The campus masterplan calls for the block on which the CTC building will be constructed - the block between Michigan, West, New York, and Blackford Streets, on which the new law school is also being built - to be part of a new ceremonial entrance into the campus from the city.
Indianapolis - Best for Nonprofits
Indianapolis is the best city in the country in which to start and operate a nonprofit organization, and the Indiana University Center on Philanthropy is one of the major reasons why, according to a recent study published in the April 2000 The Nonprofit Times. The Nonprofit Management Institute at Arizona State University conducted the study. The top 10 cities were ranked based on 10 separate factors, including results in United Way campaigns, best places to start a small business, government regulation of nonprofits, number of fundraisers employed, and number of nonprofit management educational and training centers, among others.

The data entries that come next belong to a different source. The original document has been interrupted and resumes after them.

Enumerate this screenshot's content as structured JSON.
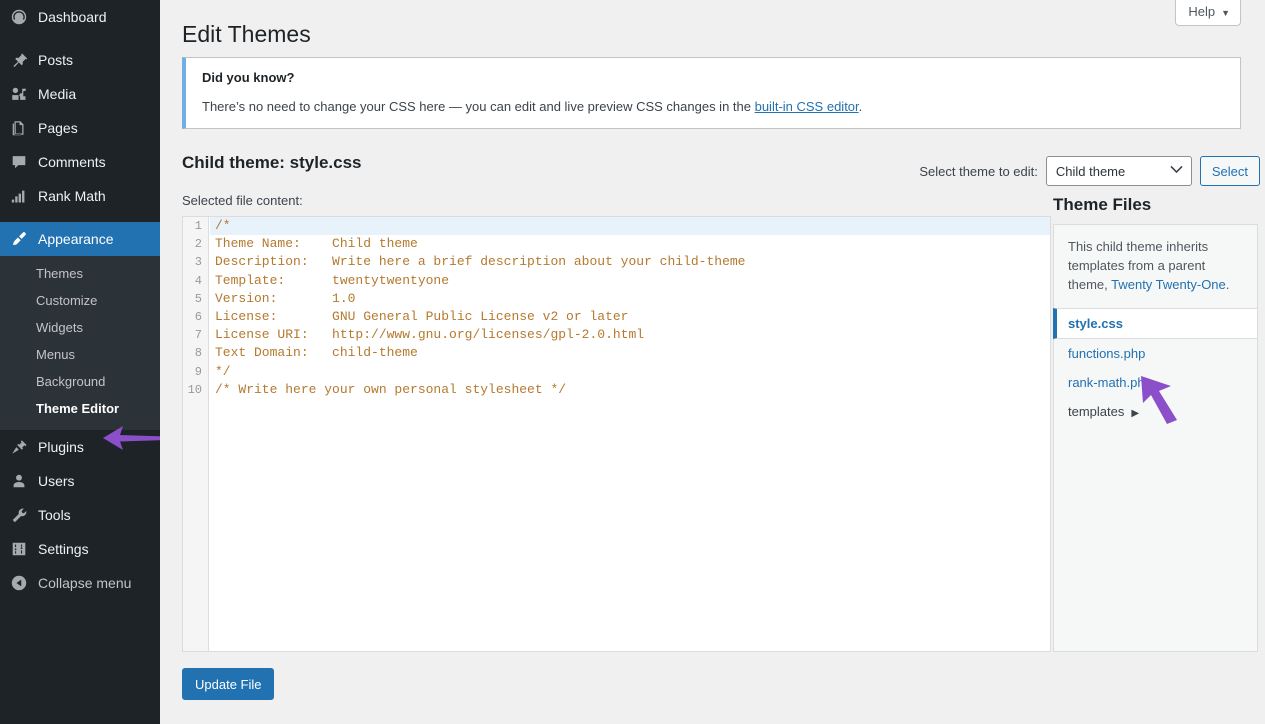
{
  "sidebar": {
    "items": [
      {
        "label": "Dashboard",
        "icon": "dashboard-icon"
      },
      {
        "label": "Posts",
        "icon": "pin-icon"
      },
      {
        "label": "Media",
        "icon": "media-icon"
      },
      {
        "label": "Pages",
        "icon": "pages-icon"
      },
      {
        "label": "Comments",
        "icon": "comment-icon"
      },
      {
        "label": "Rank Math",
        "icon": "chart-icon"
      },
      {
        "label": "Appearance",
        "icon": "brush-icon"
      },
      {
        "label": "Plugins",
        "icon": "plug-icon"
      },
      {
        "label": "Users",
        "icon": "user-icon"
      },
      {
        "label": "Tools",
        "icon": "wrench-icon"
      },
      {
        "label": "Settings",
        "icon": "sliders-icon"
      }
    ],
    "appearance_submenu": [
      {
        "label": "Themes"
      },
      {
        "label": "Customize"
      },
      {
        "label": "Widgets"
      },
      {
        "label": "Menus"
      },
      {
        "label": "Background"
      },
      {
        "label": "Theme Editor"
      }
    ],
    "collapse_label": "Collapse menu"
  },
  "header": {
    "help_label": "Help",
    "page_title": "Edit Themes"
  },
  "notice": {
    "title": "Did you know?",
    "body_before": "There’s no need to change your CSS here — you can edit and live preview CSS changes in the ",
    "link": "built-in CSS editor",
    "body_after": "."
  },
  "toolbar": {
    "file_title": "Child theme: style.css",
    "select_theme_label": "Select theme to edit:",
    "selected_theme": "Child theme",
    "select_button": "Select",
    "selected_file_label": "Selected file content:",
    "update_button": "Update File"
  },
  "editor": {
    "lines": [
      {
        "n": "1",
        "text": "/*",
        "active": true
      },
      {
        "n": "2",
        "text": "Theme Name:    Child theme",
        "active": false
      },
      {
        "n": "3",
        "text": "Description:   Write here a brief description about your child-theme",
        "active": false
      },
      {
        "n": "4",
        "text": "Template:      twentytwentyone",
        "active": false
      },
      {
        "n": "5",
        "text": "Version:       1.0",
        "active": false
      },
      {
        "n": "6",
        "text": "License:       GNU General Public License v2 or later",
        "active": false
      },
      {
        "n": "7",
        "text": "License URI:   http://www.gnu.org/licenses/gpl-2.0.html",
        "active": false
      },
      {
        "n": "8",
        "text": "Text Domain:   child-theme",
        "active": false
      },
      {
        "n": "9",
        "text": "*/",
        "active": false
      },
      {
        "n": "10",
        "text": "/* Write here your own personal stylesheet */",
        "active": false
      }
    ]
  },
  "theme_files": {
    "title": "Theme Files",
    "note_before": "This child theme inherits templates from a parent theme, ",
    "note_link": "Twenty Twenty-One",
    "note_after": ".",
    "files": [
      {
        "label": "style.css",
        "current": true,
        "folder": false
      },
      {
        "label": "functions.php",
        "current": false,
        "folder": false
      },
      {
        "label": "rank-math.php",
        "current": false,
        "folder": false
      },
      {
        "label": "templates",
        "current": false,
        "folder": true,
        "marker": "▶"
      }
    ]
  },
  "colors": {
    "accent": "#2271b1",
    "sidebar_bg": "#1d2327",
    "submenu_bg": "#2c3338",
    "notice_border": "#72aee6",
    "code_comment": "#b5792f",
    "annotation": "#8b4fc9"
  }
}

Overseas Human Rights Interns Go Abroad
Ten students are summer interns in the Program in International Human Rights Law at the IU School of Law - Indianapolis. They are headed for Argentina, Costa Rica, the Czech Republic, Honduras, Hong Kong, Ireland, Israel, Nepal, Northern Ireland, and the Philippines. During the past four years, 25 students have gone to more than 20 countries on six continents. They gain practical experience in international law while providing legal expertise to agencies dealing with international human rights.
Cory Elson Scholarship Awarded
"While I know one person will not change the world simply by becoming a police officer, at least they can make a difference in someone's life," wrote Toby Deaton of Scottsburg in his scholarship application essay. The 27-year-old IUPUI senior criminal justice major has just received the first Cory Elson Scholarship, which was created by Amy Elson, wife of slain state trooper Cory Elson. Trooper Elson, a graduate of the School of Public and Environmental Affairs at IUPUI, was killed in the line of duty in April 1999. Amy Elson presented Toby Deaton with a certificate and a plaque at a brief ceremony at the Indiana Statehouse on May 12.

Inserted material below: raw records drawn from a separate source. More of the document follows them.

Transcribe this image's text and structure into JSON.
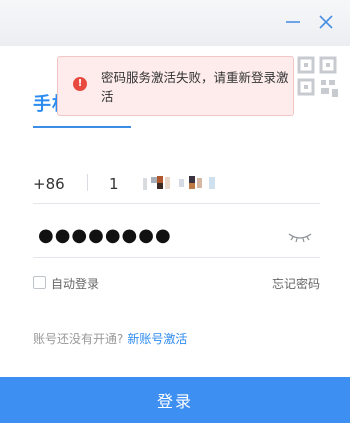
{
  "window": {
    "minimize_icon": "minimize-icon",
    "close_icon": "close-icon"
  },
  "qr": {
    "icon": "qr-code-icon"
  },
  "tab": {
    "label": "手机号登录"
  },
  "toast": {
    "message": "密码服务激活失败，请重新登录激活",
    "icon": "error-icon",
    "color": "#e84a3f"
  },
  "phone": {
    "prefix": "+86",
    "value": "1"
  },
  "password": {
    "masked": "●●●●●●●●",
    "toggle_icon": "eye-closed-icon"
  },
  "options": {
    "auto_login": "自动登录",
    "forgot_password": "忘记密码"
  },
  "activate": {
    "question": "账号还没有开通?",
    "link": "新账号激活"
  },
  "login_button": {
    "label": "登录",
    "color": "#3d8ff2"
  },
  "accent_color": "#2d8cf0"
}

Indianapolis Project SEED Scholarship Program
Rosie Bonjouklian, a local scientist, and her employer, Eli Lilly & Co., have teamed up to establish the Indianapolis Project SEED Scholarship Program at IUPUI. Beginning this fall, one four-year scholarship per year will be awarded as part of Project SEED (Summer Experience for Economically Disadvantaged), a national program directed by the American Chemical Society to encourage students to pursue career opportunities in the chemical sciences.

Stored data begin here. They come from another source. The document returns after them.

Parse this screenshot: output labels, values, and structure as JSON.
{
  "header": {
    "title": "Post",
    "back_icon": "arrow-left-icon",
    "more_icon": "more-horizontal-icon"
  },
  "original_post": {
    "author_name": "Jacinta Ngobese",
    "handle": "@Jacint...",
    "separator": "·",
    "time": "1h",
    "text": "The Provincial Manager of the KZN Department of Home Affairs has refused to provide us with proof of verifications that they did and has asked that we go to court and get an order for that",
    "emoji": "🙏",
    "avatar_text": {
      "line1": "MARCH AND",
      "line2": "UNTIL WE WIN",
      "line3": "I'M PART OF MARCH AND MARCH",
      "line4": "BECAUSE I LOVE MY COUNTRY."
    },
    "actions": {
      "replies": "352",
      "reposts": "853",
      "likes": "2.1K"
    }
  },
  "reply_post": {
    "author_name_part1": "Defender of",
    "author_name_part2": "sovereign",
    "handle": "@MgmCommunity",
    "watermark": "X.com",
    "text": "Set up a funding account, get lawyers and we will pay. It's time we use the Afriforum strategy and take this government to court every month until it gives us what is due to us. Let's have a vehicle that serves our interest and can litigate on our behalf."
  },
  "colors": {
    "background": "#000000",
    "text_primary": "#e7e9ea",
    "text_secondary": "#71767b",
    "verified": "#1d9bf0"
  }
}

1999 IUPUI Performance Report
Enclosed with this letter is the latest issue of the IUPUI Performance Report, our annual compilation of measures and indicators that help the campus mark its progress in addressing planning priorities. We invite your comments on the document and on developments at IUPUI.
Spirit of Philanthropy Celebration
A record crowd of nearly 400 watched on April 27 as more than 30 individuals, corporations, and foundations were honored by IUPUI programs and units to which they contributed gifts or volunteer time during the past year. The first Chancellor's Medallion was given to 14-year-old Jonathan Weidberg, who started Jonathan's Mouse Fund when he learned that his mother's treatment at the IU Cancer Center depended on access to special research mice. Thanks, once again, to Jonathan and all the honorees.